I am currently reading a 2012 report from OECD, Organisation for Economic Co-operation and Development, Preparing Teachers and Developing School Leaders for the 21st Century: LESSONS FROM AROUND THE WORLD.
The section on developing school leaders identifies the major responsibilities that leaders have for developing, managing, and evaluating the quality of teaching and learning…all at the same time that many systems’ programs are invading the time of school principals.
“In England, 61% of head teachers described their work-life balance as poor or very poor. Some have attributed this to long working hours or to deficiencies in working practices, such as school heads not knowing how to prioritize or delegate their work.
In New Zealand, a study found that, eight years after major education reforms were introduced, school leaders’ administrative work had increased substantially and they were working ten hours longer per week, on average, than before the reforms.
This and other research finds that administrative demands are taking up 34% of school leaders’ time, clearly competing with educational leadership as their top priority.”
So in a time when school leaders are hearing more and more about the important work of being an instructional leader….guiding teaching and learning practices…more programs appear to drain time from an instructional focus.
The OECD report continues:
… effective school autonomy depends on effective leaders, including system leaders, principals, teacher leaders, senior teachers and head teachers, as well as strong support systems. That, in turn, requires effectively distributed leadership. Leadership structures or more informal ad hoc groups based on expertise and current needs can be formed to encourage a distribution of power among these actors.
The National Education Association has implemented a program called Priority Schools Campaign to support struggling schools. All of them are Title 1 or Title 1 eligible – serving poor students – and most of them serve large numbers of minority and English language learners.
Ellen Holmes, leading the NEA program states:
“Educators and principals recognize that sustained school change is actually more difficult under tight, top-down mandates.

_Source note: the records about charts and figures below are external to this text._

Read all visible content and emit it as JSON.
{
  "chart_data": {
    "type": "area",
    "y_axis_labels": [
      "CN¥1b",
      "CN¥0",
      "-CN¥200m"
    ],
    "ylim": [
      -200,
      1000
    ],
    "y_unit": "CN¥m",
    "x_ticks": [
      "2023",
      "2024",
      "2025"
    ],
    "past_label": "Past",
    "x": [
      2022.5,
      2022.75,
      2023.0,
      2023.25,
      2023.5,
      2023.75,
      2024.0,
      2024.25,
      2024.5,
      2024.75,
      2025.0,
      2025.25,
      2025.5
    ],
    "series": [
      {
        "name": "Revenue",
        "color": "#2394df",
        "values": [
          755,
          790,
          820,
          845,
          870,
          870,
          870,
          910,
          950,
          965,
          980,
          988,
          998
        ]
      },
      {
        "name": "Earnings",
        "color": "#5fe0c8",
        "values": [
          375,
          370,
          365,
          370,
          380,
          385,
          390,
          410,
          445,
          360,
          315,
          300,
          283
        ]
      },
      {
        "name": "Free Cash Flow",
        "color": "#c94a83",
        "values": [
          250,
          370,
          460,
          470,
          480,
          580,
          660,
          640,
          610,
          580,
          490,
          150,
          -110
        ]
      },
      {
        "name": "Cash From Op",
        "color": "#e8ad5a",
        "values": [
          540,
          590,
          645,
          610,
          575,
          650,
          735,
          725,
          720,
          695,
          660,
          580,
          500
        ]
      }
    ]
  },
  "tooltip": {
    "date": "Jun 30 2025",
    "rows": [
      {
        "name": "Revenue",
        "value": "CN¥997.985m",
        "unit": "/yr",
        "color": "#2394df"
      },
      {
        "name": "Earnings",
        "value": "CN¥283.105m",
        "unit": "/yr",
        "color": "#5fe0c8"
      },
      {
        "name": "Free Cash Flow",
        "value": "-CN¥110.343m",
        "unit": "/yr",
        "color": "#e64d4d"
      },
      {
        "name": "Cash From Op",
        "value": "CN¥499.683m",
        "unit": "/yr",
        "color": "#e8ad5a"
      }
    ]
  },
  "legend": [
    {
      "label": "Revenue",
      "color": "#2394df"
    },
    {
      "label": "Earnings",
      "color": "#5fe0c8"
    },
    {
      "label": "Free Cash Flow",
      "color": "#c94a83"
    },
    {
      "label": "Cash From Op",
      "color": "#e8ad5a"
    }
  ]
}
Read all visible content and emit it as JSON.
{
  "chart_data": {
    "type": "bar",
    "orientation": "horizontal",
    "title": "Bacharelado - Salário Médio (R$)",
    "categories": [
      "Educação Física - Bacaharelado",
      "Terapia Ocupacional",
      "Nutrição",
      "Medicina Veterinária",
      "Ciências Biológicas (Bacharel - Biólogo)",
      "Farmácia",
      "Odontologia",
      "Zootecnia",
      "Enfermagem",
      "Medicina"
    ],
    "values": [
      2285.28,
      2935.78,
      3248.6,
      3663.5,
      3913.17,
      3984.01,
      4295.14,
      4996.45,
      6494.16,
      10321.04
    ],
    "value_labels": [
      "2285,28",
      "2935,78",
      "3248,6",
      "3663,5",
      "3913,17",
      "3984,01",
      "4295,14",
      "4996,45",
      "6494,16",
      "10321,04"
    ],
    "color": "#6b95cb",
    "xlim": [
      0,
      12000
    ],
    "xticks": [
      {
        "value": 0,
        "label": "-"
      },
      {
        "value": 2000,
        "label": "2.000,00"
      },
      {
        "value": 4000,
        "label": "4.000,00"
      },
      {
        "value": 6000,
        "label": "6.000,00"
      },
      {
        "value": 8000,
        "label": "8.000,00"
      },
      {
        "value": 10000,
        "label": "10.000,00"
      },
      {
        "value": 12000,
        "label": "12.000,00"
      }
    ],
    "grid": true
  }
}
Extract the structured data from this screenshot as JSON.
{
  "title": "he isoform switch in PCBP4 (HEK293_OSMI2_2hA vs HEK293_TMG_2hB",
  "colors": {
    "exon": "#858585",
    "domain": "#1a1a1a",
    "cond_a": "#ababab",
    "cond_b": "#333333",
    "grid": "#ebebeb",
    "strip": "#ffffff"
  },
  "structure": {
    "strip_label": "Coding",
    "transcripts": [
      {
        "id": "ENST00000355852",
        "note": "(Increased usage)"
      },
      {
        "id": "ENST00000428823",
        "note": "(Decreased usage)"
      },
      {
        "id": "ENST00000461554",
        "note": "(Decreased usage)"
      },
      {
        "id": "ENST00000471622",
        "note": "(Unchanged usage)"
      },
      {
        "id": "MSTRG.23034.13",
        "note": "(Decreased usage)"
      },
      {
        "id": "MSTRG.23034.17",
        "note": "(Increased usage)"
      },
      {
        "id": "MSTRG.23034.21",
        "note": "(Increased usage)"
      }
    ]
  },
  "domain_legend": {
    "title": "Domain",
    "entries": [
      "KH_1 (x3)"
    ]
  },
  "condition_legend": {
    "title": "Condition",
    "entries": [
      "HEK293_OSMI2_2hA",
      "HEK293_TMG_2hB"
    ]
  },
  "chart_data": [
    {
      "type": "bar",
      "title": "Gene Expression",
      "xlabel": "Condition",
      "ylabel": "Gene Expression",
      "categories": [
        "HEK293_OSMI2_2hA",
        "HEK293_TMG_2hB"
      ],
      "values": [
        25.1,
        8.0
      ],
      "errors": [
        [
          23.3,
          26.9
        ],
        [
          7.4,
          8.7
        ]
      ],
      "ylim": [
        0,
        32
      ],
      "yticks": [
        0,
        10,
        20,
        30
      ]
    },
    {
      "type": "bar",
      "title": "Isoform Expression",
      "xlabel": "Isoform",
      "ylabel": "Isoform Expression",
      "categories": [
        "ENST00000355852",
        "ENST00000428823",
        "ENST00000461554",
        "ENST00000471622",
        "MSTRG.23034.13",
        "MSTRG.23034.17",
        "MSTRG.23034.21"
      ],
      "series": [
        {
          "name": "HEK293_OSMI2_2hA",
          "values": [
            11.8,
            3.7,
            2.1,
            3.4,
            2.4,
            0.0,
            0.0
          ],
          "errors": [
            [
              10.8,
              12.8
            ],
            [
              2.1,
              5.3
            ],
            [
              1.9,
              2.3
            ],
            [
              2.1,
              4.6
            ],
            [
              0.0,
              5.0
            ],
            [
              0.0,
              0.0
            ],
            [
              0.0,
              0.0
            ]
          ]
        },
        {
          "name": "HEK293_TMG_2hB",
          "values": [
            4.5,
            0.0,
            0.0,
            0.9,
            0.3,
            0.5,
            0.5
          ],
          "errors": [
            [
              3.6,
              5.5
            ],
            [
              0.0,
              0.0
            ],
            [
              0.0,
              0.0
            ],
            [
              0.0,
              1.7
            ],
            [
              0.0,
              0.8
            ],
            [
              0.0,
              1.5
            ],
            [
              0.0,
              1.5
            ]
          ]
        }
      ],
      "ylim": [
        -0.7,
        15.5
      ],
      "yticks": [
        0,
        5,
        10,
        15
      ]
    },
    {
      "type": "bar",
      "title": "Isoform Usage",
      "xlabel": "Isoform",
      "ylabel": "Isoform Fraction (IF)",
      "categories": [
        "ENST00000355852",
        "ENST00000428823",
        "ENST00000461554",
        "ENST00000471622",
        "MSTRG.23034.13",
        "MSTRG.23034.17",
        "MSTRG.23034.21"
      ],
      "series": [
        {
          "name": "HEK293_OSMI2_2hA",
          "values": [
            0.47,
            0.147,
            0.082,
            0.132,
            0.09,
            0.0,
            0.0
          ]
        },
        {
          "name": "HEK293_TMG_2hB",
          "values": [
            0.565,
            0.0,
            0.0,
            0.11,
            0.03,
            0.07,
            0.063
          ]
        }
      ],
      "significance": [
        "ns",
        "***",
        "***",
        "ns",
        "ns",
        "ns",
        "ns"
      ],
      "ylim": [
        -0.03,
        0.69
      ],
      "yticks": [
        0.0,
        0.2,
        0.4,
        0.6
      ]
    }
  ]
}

Structures that allow for more distributed authority and decision making elevate the wealth of expertise and experience in schools so that changes can be made in a meaningful way closely matching the needs of students and families in these schools. …Teachers want to be leaders, but their pre-service preparation does not adequately prepare them for this role and quite frankly, many principals are not sure how to cultivate a culture that recognizes and grows teacher leadership. The Priority Schools Campaign provides support to sites and local affiliates in developing teacher leadership.”
The OECD report seems to confer:
…collaborative leadership, as opposed to leadership from the principal alone, may offer a path to school improvement. There is also emerging evidence of the impact of teacher leadership on teacher self-efficacy where teachers are encouraged within their schools and within education systems to show leadership in relation to such areas as pedagogy, the curriculum and its assessment, evaluation and student behavior. There is also debate about the nature of standards which could be used to define collaborative leadership. One such example is the work of the Teacher Leadership Exploratory Consortium in the United States, involving higher education institutions and teacher unions, which has published a set of teacher leader model standards for use by the teaching profession itself. Last but not least, education unions are increasingly engaged in encouraging teachers to take the lead in their own learning.
The Teacher Leadership report summarizes the important connection between effective principal and teacher leadership:
“Teacher leadership can enhance the capacity of the principal: Teachers in leadership roles work in collaboration with principals and other school administrators by facilitating improvements in instruction and promoting practices among their peers that can lead to improved student learning outcomes. By doing so, they support school leaders in encouraging innovation and creating cultures of success in school. Teacher leadership can neither be effective nor successful without principal support, but neither can the principal maximize his or her effectiveness without harnessing the talents and expertise of teachers in leadership roles”
Instructional coaches and staff developers as teacher leaders need to be building continuing partnerships with principals and developing the leadership capacity of other staff members. Principals need to be continually supporting the leadership skills of everyone.